Elizabeth McKenna (Jessica Brown Findlay) has the least screen time of the main characters but it is her story which unites them all. Choosing to stay in Guernsey before occupation she is instrumental in forming the society and her involvement with a German soldier produces a daughter. However, her defiance of the occupied forces leads to her being sent to a concentration camp on the continent.
These events are gradually put together by author Juliet Ashton (Lily James) when she invites herself to Guernsey to meet the society members. Here she encounters delightful characters, Amelia (Penelope Wilton), Eben (Tom Courtenay), Isola (Katherine Parkinson), Eli (Kit Conor) and Dawsey (Michiel Huisman), who has written to her requesting information about the author Charles Lamb. Dawsey is surrogate father of Elizabeth’s orphaned child, Kit (Florence Keen).
What follows is the society’s story told in flashback and the peacetime equivalent of Dawsey’s unrequited love. Just as he held back his desire for Elizabeth, the genial farmer restrains his love for Juliet.
Director Mike Newell and the script writers have one of their weaker moments when Dawsey finally realises he has to make a move on Juliet and he heads to London by ferry. Meanwhile, Juliet has shaken off her wealthy American fiance, Mark (Glenn Powell) and is heading to Guernsey. They nearly miss each other when the ferry berths.
Newell is no stranger to light-heartedness with the classic British comedy Four Weddings and a Funeral (1994) on his CV but can be gritty as Donnie Brasco (1997) proved.
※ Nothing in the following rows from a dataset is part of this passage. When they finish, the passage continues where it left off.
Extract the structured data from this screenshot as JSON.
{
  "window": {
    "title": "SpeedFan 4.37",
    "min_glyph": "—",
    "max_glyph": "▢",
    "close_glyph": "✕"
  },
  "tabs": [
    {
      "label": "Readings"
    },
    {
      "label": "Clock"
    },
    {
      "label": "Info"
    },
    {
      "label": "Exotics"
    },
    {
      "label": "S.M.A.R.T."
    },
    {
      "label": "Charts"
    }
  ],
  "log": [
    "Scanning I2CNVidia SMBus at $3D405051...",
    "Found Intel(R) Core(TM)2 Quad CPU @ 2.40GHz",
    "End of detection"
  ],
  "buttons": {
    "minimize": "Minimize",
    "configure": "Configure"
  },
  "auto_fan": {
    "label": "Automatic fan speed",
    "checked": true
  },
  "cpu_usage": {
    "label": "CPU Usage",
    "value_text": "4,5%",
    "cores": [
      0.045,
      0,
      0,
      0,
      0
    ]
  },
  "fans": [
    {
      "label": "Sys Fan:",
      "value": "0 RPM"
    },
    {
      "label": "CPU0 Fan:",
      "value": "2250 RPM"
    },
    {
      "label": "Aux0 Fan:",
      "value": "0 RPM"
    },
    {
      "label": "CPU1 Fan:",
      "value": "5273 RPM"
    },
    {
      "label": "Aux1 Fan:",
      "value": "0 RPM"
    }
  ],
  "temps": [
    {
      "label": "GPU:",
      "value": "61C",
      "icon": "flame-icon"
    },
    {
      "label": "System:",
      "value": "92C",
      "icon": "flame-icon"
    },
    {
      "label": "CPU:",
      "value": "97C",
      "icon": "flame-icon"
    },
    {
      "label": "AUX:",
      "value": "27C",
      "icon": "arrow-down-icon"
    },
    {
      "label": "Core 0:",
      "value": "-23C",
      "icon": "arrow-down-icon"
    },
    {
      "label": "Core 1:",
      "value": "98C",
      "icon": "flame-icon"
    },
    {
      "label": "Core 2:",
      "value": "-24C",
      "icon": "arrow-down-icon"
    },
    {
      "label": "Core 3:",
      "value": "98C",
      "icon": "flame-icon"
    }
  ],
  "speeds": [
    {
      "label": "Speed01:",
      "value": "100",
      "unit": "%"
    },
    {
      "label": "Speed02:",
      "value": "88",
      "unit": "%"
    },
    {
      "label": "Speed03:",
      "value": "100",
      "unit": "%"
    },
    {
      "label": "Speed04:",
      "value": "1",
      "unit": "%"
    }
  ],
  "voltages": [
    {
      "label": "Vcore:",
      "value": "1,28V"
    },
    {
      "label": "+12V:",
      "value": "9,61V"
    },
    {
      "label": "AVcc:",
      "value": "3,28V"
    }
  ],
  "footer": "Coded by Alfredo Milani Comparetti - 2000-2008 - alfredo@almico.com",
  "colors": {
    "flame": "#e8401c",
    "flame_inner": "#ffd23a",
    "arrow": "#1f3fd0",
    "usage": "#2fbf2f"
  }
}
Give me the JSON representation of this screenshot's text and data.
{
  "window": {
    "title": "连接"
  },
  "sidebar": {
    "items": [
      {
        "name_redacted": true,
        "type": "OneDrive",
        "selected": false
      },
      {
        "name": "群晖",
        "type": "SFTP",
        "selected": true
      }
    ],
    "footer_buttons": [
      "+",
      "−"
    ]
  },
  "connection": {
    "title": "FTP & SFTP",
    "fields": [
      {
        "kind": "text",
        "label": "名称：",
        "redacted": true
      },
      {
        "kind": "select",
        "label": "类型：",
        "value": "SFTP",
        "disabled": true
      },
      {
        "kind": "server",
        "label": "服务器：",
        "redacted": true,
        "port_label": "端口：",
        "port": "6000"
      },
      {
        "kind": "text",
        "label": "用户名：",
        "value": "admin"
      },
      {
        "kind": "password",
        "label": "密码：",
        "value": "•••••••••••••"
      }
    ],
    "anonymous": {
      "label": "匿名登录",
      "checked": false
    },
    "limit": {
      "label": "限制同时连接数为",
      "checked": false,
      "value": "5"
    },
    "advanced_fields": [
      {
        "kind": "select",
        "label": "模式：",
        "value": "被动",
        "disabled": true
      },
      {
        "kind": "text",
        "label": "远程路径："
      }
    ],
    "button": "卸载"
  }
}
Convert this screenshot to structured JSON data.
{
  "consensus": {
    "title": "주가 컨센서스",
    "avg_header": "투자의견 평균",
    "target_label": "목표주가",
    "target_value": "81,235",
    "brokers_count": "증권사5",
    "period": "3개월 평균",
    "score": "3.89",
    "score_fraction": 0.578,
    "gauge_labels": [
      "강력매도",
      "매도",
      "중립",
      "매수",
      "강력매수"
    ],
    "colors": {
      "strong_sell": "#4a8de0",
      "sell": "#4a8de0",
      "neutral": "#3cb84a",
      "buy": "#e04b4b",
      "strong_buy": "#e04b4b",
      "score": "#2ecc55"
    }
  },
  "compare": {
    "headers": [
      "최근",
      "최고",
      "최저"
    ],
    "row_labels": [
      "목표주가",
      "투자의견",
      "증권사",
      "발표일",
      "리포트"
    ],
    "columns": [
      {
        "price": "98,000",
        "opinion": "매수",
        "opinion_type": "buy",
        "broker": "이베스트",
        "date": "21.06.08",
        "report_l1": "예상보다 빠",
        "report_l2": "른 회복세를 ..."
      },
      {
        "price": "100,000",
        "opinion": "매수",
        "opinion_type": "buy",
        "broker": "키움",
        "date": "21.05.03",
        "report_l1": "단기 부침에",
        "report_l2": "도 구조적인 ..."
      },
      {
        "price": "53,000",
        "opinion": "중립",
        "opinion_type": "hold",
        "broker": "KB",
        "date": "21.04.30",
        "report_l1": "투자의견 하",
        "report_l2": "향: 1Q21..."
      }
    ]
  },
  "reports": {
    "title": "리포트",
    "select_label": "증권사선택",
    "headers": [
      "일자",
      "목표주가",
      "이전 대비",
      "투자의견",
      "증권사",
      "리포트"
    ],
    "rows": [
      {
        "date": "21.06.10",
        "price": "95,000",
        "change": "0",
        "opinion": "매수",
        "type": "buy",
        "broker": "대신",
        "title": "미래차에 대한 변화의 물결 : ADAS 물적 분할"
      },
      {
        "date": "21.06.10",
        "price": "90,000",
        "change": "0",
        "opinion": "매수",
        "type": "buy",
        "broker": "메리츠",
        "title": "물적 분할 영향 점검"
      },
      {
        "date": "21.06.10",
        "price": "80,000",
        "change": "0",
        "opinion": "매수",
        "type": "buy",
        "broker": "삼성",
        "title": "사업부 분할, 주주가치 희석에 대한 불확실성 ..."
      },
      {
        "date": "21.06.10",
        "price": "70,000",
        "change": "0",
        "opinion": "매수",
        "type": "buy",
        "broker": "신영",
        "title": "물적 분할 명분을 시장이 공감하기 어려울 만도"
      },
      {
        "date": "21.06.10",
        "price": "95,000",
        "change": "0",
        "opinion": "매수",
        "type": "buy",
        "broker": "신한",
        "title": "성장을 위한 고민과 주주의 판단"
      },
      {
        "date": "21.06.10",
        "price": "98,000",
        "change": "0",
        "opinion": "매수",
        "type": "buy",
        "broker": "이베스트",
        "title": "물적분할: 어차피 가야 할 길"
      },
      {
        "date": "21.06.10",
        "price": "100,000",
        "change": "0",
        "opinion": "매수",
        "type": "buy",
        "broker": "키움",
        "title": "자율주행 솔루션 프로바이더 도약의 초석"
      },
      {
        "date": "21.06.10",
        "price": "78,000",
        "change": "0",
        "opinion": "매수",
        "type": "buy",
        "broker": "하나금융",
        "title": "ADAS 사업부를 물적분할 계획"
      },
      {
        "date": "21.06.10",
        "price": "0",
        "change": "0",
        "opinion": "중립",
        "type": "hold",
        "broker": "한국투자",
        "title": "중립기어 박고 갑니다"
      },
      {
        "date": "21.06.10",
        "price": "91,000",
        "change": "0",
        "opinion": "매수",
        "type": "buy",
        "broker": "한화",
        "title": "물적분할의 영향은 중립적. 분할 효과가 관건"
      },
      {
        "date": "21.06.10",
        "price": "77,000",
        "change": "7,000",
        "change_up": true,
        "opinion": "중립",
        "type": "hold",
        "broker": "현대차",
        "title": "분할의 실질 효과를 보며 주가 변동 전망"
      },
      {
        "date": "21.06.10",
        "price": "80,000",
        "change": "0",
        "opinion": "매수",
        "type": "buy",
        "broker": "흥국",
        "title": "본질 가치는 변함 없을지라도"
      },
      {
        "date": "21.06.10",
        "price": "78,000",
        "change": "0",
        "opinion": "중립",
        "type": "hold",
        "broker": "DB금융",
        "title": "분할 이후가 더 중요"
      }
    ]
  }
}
In this, Johnny Depp plays the title role of an FBI agent who infiltrates the mafia, aided by Al Pacino’s made guy tutelage.
In summary, The Guernsey Literary and Potato Peel Pie Society is a pretty average movie made from a pretty good book, where Juliet’s best friend-publisher Sidney (Matthew Goode) and other literary and journalistic types play a major role in the plot.